Dialysis access surgery is a term for procedures that allow patients with renal failure a way to undergo hemodialysis. Hemodialysis is a treatment that “cleans out” the blood similar to what the kidneys normally do.

Because of the long-term need and frequency for hemodialysis, we require durable access to a patient’s bloodstream.

The solution is to create a direct connection between a high-flow artery and a vein that can be accessed with IV needles. We usually create this connection in the arm using either a fistula or a graft.

A fistula is when we sew an artery directly to a vein, and a “graft” is when we sew the artery to a synthetic tube and place the tube under the skin, and then sew the other end to a vein.

There are many reasons for choosing one type of procedure over the other that are unique to each individual patient. If you require dialysis access surgery, we will conduct some tests to see which procedure is best for you.

Tests and Diagnosis:


Ultrasound is usually the first test to evaluate whether a patient can receive a fistula or graft. Both arms are mapped to show where the veins lie and whether they are healthy, branched, or open.


We may use venography to image the arm veins and the more central veins under the ribs and collarbone. This test may be necessary if abnormal flow through the more central veins seems to be present, which can impact whether or not a fistula or graft will work properly.

Dialysis Access Surgery Options

A primary arteriovenous fistula (AVF), connects your vein to your artery is the first choice for this procedure. However, if you do not have adequate veins that can be used for surgery, a graft AVF is necessary. A graft AVF is a synthetic piece of tubing that we use in place of your own vein.

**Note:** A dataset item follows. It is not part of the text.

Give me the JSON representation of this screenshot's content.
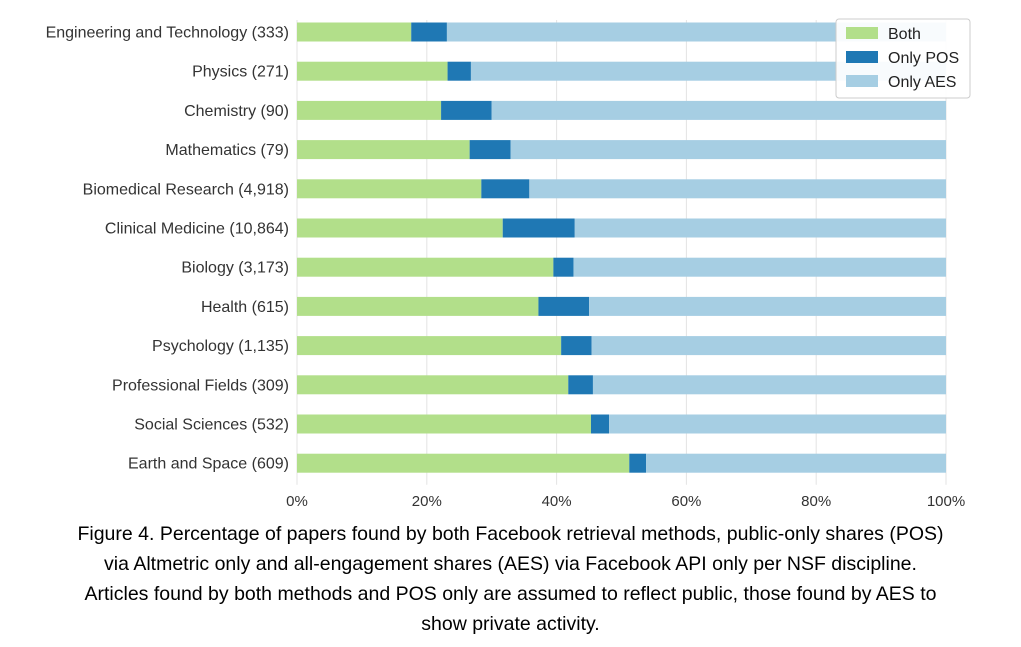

Placement of an arteriovenous fistula or graft typically doesn’t require an overnight stay in a hospital. We can do it under general anesthesia, local anesthesia at the incision site, or anesthesia that numbs the entire arm.

Afterwards there will be a new vibration sensation, or ”thrill”, over the graft and possibly some swelling that should subside. You will then have frequent follow-up checks to make sure the fistula or graft is working properly.